Ojciec św. Franciszek próbował pokazywać nam w tym czasie świadków wiary. Męczennicy – czy meksykańscy, hiszpańscy, czy ci nieznani z imienia – bo przecież ciągle giną nasi bracia chrześcijanie tylko dlatego, że są chrześcijanami. Giną w Afryce, w Indiach, tylko w ciągu tego roku dowiedzieliśmy się, że najwięcej ludzi zamordowanych i prześladowanych za wiarę to właśnie są chrześcijanie, uczniowie Jezusa Chrystusa.

Tutaj wypełniają się słowa Pana Jezusa, że będziemy zobowiązani do tego, by dawać świadectwo oraz że każdemu chrześcijaninowi będzie dana siła, żeby w tych trudnych sytuacjach dał świadectwo przed sądami, ludźmi i światem.

Ciągle mówi się o wolności i to się podkreśla, bardzo mocno akcentuje. Ale wystarczy, by nauczyciel w szkole powiedział, że jest wierzącym człowiekiem, od razu jest atakowany, wzywany przez dyrekcję. Do przedszkoli wprowadza się – wiem o tym, bo rozmawiam z pewnymi ludźmi – pewne elementy nowych nurtów wolnomyślicielskich. Tych, które zacierają różnicę płci. A przecież my wierzymy, że Bóg stworzył człowieka jako mężczyznę i niewiastę. Obdarzył nas darem – bycia mężczyzną i przekazywania życia, jako mężczyzna czy jako kobieta.

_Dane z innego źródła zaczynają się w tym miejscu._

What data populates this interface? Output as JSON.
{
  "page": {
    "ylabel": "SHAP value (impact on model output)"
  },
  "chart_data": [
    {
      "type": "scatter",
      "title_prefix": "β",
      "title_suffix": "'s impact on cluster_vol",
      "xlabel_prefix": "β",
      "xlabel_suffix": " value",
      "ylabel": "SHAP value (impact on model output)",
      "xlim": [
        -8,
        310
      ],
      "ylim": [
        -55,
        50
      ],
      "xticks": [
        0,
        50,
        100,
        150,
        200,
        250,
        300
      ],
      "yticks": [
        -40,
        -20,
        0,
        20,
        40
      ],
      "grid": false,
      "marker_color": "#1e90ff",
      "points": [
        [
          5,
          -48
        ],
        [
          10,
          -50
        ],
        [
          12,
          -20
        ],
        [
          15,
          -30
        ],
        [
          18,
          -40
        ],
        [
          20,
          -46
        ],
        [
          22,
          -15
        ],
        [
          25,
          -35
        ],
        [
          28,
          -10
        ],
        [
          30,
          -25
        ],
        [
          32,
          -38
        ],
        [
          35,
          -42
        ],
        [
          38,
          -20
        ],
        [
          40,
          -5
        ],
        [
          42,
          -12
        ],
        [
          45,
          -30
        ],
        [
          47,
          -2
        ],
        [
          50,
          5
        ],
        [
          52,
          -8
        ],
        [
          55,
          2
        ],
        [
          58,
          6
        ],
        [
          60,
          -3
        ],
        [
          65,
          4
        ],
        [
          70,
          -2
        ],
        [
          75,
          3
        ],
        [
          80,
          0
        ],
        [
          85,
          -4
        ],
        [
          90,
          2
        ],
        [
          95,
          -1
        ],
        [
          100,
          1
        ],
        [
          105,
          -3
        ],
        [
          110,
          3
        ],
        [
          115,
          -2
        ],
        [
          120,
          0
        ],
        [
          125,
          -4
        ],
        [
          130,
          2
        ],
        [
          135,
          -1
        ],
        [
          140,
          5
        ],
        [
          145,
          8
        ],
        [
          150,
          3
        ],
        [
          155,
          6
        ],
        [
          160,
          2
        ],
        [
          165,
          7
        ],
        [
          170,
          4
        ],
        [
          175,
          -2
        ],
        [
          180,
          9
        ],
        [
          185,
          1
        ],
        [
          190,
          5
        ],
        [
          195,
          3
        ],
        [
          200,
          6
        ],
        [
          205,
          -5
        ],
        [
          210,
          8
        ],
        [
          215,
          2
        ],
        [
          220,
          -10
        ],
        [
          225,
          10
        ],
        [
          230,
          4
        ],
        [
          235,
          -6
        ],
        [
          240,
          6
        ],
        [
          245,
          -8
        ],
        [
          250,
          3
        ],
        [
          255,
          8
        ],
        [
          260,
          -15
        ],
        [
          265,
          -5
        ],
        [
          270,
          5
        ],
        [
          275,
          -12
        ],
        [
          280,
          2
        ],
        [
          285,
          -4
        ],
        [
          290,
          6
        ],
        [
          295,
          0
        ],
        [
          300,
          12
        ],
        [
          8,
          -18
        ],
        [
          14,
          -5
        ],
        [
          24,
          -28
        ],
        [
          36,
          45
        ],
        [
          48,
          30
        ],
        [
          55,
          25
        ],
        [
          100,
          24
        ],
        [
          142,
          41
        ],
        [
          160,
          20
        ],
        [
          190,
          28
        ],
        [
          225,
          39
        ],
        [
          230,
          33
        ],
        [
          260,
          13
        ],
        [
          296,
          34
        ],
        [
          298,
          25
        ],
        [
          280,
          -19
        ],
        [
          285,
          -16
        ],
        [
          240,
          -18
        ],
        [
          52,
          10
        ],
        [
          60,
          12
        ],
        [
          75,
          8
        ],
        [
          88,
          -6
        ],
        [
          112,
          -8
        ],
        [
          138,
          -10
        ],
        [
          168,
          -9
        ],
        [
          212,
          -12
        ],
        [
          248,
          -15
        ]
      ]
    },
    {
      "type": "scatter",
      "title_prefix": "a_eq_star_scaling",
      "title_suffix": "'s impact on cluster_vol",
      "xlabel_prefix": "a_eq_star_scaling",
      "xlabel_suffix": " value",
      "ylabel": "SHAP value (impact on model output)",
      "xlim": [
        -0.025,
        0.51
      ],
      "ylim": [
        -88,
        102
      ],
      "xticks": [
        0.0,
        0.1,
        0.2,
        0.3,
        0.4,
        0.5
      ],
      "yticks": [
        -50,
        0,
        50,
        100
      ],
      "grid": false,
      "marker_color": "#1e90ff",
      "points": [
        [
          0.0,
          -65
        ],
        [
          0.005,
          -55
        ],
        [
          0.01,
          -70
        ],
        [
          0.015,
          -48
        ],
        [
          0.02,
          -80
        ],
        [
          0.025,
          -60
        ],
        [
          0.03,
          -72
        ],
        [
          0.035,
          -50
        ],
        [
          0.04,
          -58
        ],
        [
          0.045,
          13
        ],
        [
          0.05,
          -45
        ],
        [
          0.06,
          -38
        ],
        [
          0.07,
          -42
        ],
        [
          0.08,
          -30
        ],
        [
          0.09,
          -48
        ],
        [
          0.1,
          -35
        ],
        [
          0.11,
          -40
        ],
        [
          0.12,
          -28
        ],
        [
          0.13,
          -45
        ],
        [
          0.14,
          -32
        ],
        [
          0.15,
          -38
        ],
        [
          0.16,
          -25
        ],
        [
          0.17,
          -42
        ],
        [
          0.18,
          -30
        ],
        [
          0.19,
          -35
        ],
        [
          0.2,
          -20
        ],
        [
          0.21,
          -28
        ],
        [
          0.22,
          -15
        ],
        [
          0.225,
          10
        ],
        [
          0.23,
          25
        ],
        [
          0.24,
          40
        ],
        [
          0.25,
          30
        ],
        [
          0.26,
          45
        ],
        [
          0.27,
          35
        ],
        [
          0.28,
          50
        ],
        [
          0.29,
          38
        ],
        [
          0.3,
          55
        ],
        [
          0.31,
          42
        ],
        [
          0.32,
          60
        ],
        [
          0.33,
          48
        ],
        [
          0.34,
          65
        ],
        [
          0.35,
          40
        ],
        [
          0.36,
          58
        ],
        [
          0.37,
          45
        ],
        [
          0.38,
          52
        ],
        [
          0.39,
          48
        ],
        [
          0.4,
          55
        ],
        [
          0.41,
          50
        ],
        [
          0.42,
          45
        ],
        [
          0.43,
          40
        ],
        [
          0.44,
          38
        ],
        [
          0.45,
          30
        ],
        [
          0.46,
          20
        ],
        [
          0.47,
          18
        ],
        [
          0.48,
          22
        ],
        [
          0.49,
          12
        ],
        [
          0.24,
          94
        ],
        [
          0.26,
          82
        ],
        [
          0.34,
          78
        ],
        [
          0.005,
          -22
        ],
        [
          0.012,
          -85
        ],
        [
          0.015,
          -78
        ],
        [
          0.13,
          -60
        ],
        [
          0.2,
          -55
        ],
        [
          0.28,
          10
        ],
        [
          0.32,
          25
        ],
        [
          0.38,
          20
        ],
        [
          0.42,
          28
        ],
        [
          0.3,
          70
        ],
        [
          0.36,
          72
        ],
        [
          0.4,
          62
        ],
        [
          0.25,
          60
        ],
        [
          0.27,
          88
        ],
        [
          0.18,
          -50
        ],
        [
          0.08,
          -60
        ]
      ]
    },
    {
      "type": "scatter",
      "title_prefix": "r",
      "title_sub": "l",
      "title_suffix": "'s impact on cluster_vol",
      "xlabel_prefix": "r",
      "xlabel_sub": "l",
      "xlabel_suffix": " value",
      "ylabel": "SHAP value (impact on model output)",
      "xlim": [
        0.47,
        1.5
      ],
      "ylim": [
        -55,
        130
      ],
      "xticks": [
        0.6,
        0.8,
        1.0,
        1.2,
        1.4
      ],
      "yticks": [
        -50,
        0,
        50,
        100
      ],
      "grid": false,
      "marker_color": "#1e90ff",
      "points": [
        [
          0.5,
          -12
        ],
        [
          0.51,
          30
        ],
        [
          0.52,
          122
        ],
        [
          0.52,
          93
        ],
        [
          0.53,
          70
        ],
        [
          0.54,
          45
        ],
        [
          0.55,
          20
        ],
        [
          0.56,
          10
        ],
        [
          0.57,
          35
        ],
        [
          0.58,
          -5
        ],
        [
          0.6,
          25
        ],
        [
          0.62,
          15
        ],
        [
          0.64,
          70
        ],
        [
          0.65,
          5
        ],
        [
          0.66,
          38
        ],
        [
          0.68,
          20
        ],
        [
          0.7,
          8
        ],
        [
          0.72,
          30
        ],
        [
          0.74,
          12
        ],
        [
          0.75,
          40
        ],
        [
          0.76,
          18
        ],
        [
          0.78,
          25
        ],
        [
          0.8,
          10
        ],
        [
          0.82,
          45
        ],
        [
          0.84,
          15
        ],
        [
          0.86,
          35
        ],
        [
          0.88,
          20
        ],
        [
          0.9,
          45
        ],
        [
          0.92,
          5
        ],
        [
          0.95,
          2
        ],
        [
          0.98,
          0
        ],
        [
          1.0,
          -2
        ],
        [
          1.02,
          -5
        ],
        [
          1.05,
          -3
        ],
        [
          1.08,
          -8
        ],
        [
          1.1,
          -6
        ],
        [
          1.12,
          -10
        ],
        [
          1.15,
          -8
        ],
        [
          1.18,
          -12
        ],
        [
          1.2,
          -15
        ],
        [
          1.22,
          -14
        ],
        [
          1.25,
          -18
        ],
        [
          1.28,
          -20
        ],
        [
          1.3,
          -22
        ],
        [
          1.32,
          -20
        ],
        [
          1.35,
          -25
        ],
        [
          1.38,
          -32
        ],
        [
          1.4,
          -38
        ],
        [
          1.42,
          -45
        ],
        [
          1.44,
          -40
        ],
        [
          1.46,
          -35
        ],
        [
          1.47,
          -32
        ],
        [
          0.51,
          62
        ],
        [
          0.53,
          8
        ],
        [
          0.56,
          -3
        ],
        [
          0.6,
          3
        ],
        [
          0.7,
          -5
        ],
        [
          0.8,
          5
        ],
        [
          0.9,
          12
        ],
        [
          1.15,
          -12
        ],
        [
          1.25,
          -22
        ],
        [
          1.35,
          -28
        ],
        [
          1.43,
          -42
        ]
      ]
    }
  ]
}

A tutaj nagle pojawiają się takie hasła: „każdy sobie sam wybiera – płeć, może być tym, albo tym”. Mamy przecież takie przykłady, nawet w naszym parlamencie. O zgrozo – nie wiemy nawet czy to jest mężczyzna, czy kobieta. Ten poseł deklaruje się jako kobieta. To są zjawiska, które nas wszystkich dotykają dzisiaj bezpośrednio. Jednocześnie jest to okazja do tego, żeby dawać świadectwo wiary.

Rok zakończy się liturgicznie w niedzielę, w kościołach odbywać się będą nabożeństwa dziękczynienia, ale wyzwania które zostały postawione trwają i nie dotyczą tylko księży, sióstr zakonnych, ale wszystkich świeckich.

Może nawet bardziej ludzi świeckich, żeby mieli odwagę powiedzieć: „wierzę że Bóg stworzył mnie jako mężczyznę; wierzę że Bóg stworzył mnie jako kobietę, przyjmuje to i nie podważam Bożego planu”. Te nowe myśli, kierunki kulturowe to jest rzeczywiście burzenie Bożego planu, podważanie tego, co jest fundamentem współczesnego świata i tego, że Bóg jest dawcą życia, że Bóg jest tym, który nas stworzył, to było fundamentem chrześcijaństwa w Europie.

Dzisiaj kiedy pytamy o chrześcijańskie korzenie Europy, o zjednoczoną Europę, mówi się o jakichś ogólnych wartościach humanistycznych, a do tego worka wrzuca się wszystko co kto chce, co kto może, a przecież nie zapominamy o tym że człowieka szanowała tradycja helleńska czyli grecka, tradycja rzymska, ale przede wszystkim tradycja judaistyczna, bo tam się Bóg objawił Abrahamowi, a potem tradycja Chrystusowa która dowartościowuje człowieka, czy jest to dziecko, starszy człowiek, czy mężczyzna w pełni sił, czy kobieta.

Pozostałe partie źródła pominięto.